Jan 22 20:08:54 localhost kernel: BUG: unable to handle kernel NULL pointer dereference at virtual address 00000006
Jan 22 20:08:54 localhost kernel:  printing eip:
Jan 22 20:08:54 localhost kernel: c022435f
Jan 22 20:08:54 localhost kernel: *pde = 00000000
Jan 22 20:08:54 localhost kernel: Oops: 0002 [#1]
Jan 22 20:08:54 localhost kernel: SMP 
Jan 22 20:08:54 localhost kernel: Modules linked in: ipt_MASQUERADE iptable_nat ip_nat ip_conntrack nfnetlink ip_tables x_tables ipv6 wlan_wep wlan_scan_sta wlan_scan_ap i8xx_tco dm_snapshot dm_mirror dm_mod sd_mod scsi_mod ide_generic ide_cd cdrom ath_rate_sample ath_pci wlan ath_hal pcmcia firmware_class i810_audio ac97_codec evdev parport_pc yenta_socket rsrc_nonstatic parport snd_intel8x0 pcmcia_core rtc snd_ac97_codec snd_ac97_bus psmouse snd_pcm snd_timer snd serio_raw soundcore shpchp pcspkr i2c_i801 pci_hotplug snd_page_alloc i2c_core intel_agp agpgart ext2 mbcache ide_disk piix e100 mii generic ide_core ehci_hcd uhci_hcd usbcore thermal processor fan
Jan 22 20:08:54 localhost kernel: CPU:    0
Jan 22 20:08:54 localhost kernel: EIP:    0060:[<c022435f>]    Tainted: P      VLI
Jan 22 20:08:54 localhost kernel: EFLAGS: 00010003   (2.6.18-5-686 #1) 

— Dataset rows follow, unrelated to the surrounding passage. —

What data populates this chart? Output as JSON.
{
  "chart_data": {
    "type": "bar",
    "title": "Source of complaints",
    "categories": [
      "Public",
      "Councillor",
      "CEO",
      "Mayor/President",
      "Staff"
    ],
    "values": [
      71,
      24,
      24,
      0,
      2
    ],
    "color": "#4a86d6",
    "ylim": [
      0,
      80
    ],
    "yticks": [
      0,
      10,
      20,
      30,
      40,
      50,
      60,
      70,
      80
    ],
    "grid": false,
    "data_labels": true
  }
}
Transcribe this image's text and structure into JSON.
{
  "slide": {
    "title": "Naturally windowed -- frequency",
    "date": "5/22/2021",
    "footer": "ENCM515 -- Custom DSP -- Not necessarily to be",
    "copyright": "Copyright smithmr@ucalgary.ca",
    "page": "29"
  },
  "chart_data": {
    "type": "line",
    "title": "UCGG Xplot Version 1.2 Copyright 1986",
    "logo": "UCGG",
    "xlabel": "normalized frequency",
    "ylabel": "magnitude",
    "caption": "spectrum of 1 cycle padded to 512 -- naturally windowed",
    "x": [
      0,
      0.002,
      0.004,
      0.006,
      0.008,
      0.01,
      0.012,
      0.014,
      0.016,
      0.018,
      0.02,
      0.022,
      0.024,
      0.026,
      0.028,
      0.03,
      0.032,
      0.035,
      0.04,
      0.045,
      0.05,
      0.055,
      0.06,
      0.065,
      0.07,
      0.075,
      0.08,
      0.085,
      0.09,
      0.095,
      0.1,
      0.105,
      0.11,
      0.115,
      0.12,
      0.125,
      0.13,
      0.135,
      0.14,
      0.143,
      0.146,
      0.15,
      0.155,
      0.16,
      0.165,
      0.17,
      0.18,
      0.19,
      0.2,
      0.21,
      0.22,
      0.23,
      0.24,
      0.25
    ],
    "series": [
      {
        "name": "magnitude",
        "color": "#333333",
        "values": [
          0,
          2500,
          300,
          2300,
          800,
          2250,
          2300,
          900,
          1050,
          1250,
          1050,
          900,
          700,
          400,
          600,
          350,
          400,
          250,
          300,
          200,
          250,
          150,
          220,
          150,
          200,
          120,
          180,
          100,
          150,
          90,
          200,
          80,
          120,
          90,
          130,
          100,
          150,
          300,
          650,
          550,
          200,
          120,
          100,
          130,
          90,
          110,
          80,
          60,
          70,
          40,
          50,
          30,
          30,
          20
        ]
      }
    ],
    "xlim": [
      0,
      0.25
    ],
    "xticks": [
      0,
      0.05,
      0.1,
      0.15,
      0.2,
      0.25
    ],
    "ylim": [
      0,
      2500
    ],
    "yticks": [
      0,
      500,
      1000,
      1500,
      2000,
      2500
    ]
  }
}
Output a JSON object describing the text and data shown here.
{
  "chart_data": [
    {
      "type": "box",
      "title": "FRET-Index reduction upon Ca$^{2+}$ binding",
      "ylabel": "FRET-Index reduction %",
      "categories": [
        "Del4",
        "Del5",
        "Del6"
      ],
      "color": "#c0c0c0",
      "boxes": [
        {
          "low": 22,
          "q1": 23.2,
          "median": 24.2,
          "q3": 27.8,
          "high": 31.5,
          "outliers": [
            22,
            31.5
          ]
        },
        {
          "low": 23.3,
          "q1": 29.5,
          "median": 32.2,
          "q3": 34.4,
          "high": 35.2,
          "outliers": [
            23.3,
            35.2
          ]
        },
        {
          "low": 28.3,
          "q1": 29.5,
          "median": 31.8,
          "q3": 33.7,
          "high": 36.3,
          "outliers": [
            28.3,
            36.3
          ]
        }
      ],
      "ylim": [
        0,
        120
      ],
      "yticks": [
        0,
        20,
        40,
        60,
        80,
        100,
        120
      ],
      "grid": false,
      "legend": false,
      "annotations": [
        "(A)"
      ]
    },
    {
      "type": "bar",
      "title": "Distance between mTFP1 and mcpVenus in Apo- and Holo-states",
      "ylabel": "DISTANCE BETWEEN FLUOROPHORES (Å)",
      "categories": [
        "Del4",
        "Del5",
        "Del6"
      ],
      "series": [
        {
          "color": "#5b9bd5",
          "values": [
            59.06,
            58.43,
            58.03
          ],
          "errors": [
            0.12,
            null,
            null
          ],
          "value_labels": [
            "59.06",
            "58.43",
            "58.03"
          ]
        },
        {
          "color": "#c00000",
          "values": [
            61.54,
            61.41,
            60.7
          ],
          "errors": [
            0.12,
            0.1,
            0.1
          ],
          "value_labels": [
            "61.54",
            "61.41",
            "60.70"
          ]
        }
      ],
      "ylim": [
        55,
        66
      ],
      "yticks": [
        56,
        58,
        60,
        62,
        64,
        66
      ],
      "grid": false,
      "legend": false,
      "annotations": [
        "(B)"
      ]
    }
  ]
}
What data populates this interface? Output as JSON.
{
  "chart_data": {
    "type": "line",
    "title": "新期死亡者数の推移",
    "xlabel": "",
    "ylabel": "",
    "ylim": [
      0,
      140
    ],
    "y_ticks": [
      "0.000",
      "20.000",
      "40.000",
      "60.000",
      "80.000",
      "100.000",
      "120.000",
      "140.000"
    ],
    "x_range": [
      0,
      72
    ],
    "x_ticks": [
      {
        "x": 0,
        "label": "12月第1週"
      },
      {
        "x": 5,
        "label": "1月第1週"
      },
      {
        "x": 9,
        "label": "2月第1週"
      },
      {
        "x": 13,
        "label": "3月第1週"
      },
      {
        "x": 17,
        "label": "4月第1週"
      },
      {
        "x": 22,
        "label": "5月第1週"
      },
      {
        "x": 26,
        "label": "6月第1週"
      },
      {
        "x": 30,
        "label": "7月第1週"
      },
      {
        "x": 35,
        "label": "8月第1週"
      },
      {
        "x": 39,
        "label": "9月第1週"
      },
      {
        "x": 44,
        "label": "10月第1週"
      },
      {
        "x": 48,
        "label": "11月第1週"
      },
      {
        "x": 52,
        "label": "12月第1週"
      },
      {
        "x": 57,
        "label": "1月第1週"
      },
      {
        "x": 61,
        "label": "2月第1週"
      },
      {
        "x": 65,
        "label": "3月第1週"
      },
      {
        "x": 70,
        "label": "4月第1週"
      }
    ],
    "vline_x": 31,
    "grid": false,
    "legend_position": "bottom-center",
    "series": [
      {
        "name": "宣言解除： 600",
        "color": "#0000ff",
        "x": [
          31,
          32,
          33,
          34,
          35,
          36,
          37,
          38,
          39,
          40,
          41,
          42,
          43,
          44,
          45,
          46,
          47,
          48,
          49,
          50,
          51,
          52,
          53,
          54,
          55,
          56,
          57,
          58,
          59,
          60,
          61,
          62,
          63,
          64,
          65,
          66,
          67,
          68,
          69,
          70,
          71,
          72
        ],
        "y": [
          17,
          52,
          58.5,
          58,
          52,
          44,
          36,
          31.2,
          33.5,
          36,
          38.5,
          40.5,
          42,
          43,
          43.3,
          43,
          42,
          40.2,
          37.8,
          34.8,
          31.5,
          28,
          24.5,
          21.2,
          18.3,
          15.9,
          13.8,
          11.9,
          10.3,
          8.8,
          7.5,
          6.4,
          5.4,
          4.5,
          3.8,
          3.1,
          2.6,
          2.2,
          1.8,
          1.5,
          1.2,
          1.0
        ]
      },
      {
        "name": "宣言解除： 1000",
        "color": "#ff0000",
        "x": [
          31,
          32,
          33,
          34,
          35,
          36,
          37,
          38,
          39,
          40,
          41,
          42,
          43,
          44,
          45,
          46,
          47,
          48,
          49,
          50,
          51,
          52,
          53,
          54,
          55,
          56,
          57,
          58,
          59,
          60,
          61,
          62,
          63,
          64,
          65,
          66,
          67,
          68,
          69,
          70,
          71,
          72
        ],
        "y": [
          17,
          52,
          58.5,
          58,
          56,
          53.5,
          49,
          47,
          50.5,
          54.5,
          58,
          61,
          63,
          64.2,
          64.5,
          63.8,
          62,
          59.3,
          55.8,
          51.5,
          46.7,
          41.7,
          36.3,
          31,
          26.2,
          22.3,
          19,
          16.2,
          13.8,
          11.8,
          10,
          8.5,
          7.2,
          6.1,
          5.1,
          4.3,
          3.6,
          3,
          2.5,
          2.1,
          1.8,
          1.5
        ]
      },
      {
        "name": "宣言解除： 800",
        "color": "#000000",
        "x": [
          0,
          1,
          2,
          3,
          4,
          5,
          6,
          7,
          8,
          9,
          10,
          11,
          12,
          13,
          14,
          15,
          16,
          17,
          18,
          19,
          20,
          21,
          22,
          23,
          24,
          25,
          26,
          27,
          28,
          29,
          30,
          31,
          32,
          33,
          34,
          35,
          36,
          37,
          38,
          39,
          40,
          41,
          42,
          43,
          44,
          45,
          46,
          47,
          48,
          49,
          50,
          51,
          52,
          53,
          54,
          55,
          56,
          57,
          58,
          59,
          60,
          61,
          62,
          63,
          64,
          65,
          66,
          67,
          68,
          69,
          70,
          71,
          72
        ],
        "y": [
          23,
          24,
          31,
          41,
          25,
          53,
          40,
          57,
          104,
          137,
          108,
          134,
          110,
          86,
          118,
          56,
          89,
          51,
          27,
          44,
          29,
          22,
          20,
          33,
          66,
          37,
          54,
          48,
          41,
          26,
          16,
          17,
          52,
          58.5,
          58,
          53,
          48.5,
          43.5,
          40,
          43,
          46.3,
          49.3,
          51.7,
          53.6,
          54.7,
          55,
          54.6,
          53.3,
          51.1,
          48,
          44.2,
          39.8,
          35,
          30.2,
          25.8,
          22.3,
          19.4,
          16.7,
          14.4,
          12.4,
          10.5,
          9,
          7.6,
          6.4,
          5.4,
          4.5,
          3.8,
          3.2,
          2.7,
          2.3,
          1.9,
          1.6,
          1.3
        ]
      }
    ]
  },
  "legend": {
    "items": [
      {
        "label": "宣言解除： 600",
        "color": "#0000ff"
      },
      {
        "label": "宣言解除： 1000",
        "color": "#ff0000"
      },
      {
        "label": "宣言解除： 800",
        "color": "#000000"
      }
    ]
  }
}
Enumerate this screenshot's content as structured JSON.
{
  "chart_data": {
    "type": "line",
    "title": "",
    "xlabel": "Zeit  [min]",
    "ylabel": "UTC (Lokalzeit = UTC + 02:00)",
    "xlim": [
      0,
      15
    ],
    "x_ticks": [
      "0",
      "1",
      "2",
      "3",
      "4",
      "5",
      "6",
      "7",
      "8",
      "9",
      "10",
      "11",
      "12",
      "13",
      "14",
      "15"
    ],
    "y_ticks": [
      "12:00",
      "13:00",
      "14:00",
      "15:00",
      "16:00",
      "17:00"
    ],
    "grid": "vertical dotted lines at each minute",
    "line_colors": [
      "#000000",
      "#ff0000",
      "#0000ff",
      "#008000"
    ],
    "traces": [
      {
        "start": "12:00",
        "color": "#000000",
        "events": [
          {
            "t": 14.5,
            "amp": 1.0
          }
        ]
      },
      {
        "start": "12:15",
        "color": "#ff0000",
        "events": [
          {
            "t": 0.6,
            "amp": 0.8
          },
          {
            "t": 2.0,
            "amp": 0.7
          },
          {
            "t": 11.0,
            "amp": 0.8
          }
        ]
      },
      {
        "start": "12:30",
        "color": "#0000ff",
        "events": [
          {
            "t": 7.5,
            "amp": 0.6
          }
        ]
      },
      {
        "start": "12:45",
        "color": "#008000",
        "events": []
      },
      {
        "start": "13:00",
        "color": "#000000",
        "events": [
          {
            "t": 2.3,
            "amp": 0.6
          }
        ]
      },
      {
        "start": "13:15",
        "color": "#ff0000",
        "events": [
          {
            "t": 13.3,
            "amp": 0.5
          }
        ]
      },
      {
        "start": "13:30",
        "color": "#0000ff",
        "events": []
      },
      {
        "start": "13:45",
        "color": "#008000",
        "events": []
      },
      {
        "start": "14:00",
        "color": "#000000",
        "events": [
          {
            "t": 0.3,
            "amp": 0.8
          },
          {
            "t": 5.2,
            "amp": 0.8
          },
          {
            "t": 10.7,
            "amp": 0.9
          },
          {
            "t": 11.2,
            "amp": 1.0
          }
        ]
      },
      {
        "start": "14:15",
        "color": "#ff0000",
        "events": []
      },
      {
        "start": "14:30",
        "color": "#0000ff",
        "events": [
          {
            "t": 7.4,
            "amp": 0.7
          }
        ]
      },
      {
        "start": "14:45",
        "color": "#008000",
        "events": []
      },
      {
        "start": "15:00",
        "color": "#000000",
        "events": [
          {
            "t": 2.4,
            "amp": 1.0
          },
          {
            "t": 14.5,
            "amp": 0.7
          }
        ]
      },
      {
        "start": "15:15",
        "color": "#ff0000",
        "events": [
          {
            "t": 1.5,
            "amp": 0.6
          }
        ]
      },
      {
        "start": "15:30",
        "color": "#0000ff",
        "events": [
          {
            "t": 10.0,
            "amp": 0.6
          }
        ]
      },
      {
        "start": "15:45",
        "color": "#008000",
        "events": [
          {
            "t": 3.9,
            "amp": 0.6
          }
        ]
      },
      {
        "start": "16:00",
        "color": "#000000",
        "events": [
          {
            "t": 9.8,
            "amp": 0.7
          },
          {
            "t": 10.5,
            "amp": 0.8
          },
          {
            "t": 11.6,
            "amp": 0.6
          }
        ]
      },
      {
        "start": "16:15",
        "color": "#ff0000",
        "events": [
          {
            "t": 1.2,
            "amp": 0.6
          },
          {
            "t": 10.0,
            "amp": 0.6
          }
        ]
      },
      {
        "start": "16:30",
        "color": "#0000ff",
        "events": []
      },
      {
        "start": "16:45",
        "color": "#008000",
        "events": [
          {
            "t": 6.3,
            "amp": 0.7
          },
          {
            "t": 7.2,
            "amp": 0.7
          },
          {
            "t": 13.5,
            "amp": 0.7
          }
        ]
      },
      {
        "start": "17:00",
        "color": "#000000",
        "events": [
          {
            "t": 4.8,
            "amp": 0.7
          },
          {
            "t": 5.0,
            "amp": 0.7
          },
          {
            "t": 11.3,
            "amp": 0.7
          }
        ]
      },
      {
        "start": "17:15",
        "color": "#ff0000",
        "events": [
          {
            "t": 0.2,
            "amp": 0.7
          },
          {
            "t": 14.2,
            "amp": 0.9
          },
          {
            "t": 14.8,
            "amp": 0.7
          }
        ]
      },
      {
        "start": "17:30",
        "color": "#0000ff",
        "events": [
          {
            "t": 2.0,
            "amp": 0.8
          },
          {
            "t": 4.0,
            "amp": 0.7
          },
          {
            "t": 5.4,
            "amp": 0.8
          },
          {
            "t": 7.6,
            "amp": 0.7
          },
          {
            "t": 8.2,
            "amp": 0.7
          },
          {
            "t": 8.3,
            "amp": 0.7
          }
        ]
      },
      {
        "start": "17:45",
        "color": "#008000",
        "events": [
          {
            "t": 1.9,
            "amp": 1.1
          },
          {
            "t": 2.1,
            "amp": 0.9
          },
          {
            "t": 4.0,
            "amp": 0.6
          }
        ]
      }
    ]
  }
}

Jan 22 20:08:54 localhost kernel: EIP is at skb_dequeue+0x22/0x3f
Jan 22 20:08:54 localhost kernel: eax: 00000002   ebx: cf3bc860   ecx: cf2378c0   edx: 00000246
Jan 22 20:08:54 localhost kernel: esi: cd478080   edi: cf3bc86c   ebp: cf2d2580   esp: cd4d3ef0
Jan 22 20:08:54 localhost kernel: ds: 007b   es: 007b   ss: 0068
Jan 22 20:08:54 localhost kernel: Process aireplay-ng (pid: 2946, ti=cd4d2000 task=cf327000 task.ti=cd4d2000)
Jan 22 20:08:54 localhost kernel: Stack: cf3bc860 cf3bc800 cf2d25a8 c02250b6 cf3bc8d0 c02784e7 c022228f cf3bc800 
Jan 22 20:08:54 localhost kernel:        00000000 c022024e 00000000 00000000 cf2d2580 cf2d25a8 ce706324 c0220e47 
Jan 22 20:08:54 localhost kernel:        cf2d25a8 ceb87cc0 c022110f 00000008 c015ae1d cf22b5c0 ceb87cc0 cf3293c0 
Jan 22 20:08:54 localhost kernel: Call Trace:
Jan 22 20:08:54 localhost kernel:  [<c02250b6>] skb_queue_purge+0x11/0x17
Jan 22 20:08:54 localhost kernel:  [<c02784e7>] packet_release+0x144/0x160
Jan 22 20:08:54 localhost kernel:  [<c022228f>] release_sock+0xc/0x91
Jan 22 20:08:54 localhost kernel:  [<c022024e>] sock_fasync+0x105/0x111
Jan 22 20:08:54 localhost kernel:  [<c0220e47>] sock_release+0x11/0x86
Jan 22 20:08:54 localhost kernel:  [<c022110f>] sock_close+0x26/0x2a
Jan 22 20:08:54 localhost kernel:  [<c015ae1d>] __fput+0x8a/0x13f
Jan 22 20:08:54 localhost kernel:  [<c0158986>] filp_close+0x4e/0x54
Jan 22 20:08:54 localhost kernel:  [<c011ead3>] put_files_struct+0x65/0xa7
Jan 22 20:08:54 localhost kernel:  [<c011fa44>] do_exit+0x1d1/0x71b
Jan 22 20:08:54 localhost kernel:  [<c0120004>] sys_exit_group+0x0/0xd
Jan 22 20:08:54 localhost kernel:  [<c0102c11>] sysenter_past_esp+0x56/0x79
Jan 22 20:08:54 localhost kernel: Code: c6 05 00 89 d8 5b 5e 5f c3 57 56 8d 78 0c 53 89 c3 89 f8 e8 fc c5 05 00 8b 33 39 de 89 c2 75 04 31 f6 eb 17 8b 06 ff 4b 08 89 03 <89> 58 04 c7 06 00 00 00 00 c7 46 04 00 00 00 00 89 f8 e8 32 c6 
Jan 22 20:08:54 localhost kernel: EIP: [<c022435f>] skb_dequeue+0x22/0x3f SS:ESP 0068:cd4d3ef0
Jan 22 20:08:54 localhost kernel:  <1>Fixing recursive fault but reboot is needed!